Liczba Polaków zainteresowanych zagranicznym wyjazdem na narty rośnie . Między rokiem 2011 a 2012 wyjeżdżających przybyło o 20 procent. – W tym roku przyrost chwilowo nie jest jeszcze duży – na razie 7 procent. Ale sezon zimowy trwa do początku kwietnia, więc ta liczba jeszcze się zwiększy – twierdzi Łukasz Neska z turystycznego serwisu eSKY.pl. Zwłaszcza, że ceny pobytu w porównaniu z polskimi stawkami i skromną ofertą narciarską w Tatrach czy Beskidach są całkiem atrakcyjne.
Według raportu eSKY.pl, do którego dotarła „Rzczpospolita", w tym roku największym powodzeniem wśród narciarzy cieszy się Austria. Najtańsze oferty w rejonie Salzburga – od 68 zł za pokój – przebijają nawet Wysokie i Niżne Tatry na Słowacji (od 72 zł).
Okazje można znaleźć w popularnych miasteczkach: Zell am See i Kitzbuhel. Mają bardzo dobrą bazę noclegową pozwalającą dopasować sobie jakość i cenę. Najtańszy nocleg w Zell am See nieprzekraczający 70 zł dzieli od górnej półki cenowej przepaść – za luksus trzeba zapłacić ponad 900 zł. Jednak według eSKY.pl średni koszt rezerwacji hotelowej to 349 zł.
Drożej jest w austriackiej Styrii i Karyntii. Oba regiony są już mniej popularne, mniejsze jest także zróżnicowanie cen.
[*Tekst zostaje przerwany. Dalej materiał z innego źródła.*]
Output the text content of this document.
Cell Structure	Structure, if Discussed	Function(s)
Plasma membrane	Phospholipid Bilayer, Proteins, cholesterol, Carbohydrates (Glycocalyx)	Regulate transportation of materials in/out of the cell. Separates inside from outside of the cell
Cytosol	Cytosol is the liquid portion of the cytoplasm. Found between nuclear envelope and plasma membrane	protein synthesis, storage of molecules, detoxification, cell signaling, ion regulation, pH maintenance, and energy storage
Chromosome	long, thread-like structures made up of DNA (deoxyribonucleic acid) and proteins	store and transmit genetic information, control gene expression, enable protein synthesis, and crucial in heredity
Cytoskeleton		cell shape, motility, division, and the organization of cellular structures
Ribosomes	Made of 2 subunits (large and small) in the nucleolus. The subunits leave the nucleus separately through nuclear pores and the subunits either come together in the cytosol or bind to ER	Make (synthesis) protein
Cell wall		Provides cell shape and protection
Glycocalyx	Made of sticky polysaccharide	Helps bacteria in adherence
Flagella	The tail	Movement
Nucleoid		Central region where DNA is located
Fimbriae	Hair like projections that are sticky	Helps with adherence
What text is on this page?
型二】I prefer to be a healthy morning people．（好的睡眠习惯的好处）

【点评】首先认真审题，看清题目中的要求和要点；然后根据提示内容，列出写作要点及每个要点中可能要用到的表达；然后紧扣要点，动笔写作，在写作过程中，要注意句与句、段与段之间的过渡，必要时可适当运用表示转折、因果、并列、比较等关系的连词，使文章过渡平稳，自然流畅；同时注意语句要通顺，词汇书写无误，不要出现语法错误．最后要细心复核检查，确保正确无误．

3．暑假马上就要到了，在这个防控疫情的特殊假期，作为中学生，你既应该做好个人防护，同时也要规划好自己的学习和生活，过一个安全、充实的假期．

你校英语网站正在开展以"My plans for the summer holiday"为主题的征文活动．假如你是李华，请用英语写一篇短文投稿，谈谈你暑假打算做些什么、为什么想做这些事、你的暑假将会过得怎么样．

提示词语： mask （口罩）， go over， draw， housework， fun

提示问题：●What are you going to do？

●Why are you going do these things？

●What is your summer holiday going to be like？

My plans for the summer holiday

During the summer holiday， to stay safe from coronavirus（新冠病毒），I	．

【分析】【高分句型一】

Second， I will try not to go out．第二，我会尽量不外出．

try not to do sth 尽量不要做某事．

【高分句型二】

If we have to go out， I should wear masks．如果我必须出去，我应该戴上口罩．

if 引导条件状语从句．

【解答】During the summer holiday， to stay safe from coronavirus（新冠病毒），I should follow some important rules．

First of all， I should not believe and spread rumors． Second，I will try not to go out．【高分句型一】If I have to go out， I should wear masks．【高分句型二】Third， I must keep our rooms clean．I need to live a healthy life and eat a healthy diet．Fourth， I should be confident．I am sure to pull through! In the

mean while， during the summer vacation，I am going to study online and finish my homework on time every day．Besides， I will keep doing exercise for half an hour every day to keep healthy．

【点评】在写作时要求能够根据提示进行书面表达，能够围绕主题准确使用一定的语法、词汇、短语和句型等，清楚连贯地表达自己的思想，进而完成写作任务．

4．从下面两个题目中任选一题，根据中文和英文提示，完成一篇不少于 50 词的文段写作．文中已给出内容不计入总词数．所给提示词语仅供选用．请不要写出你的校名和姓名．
W styryjskim Ramsau am Dachstein koszty noclegów mieszczą się w przedziale 149 – 597 zł. W Katschbergu w Karyntii dochodzą do 628 zł.
Drugie pod względem popularności, zdaniem eSKY.pl, są Włochy, gdzie sprawdzonymi przez Polaków regionami są Lombardia, Trydent i Dolina Aosty (w rankingu firmy Enovatis, właściciela portali turystycznych Wakacje.pl oraz EasyGo.pl, to właśnie Włochy mają być w tym roku na narciarskim topie).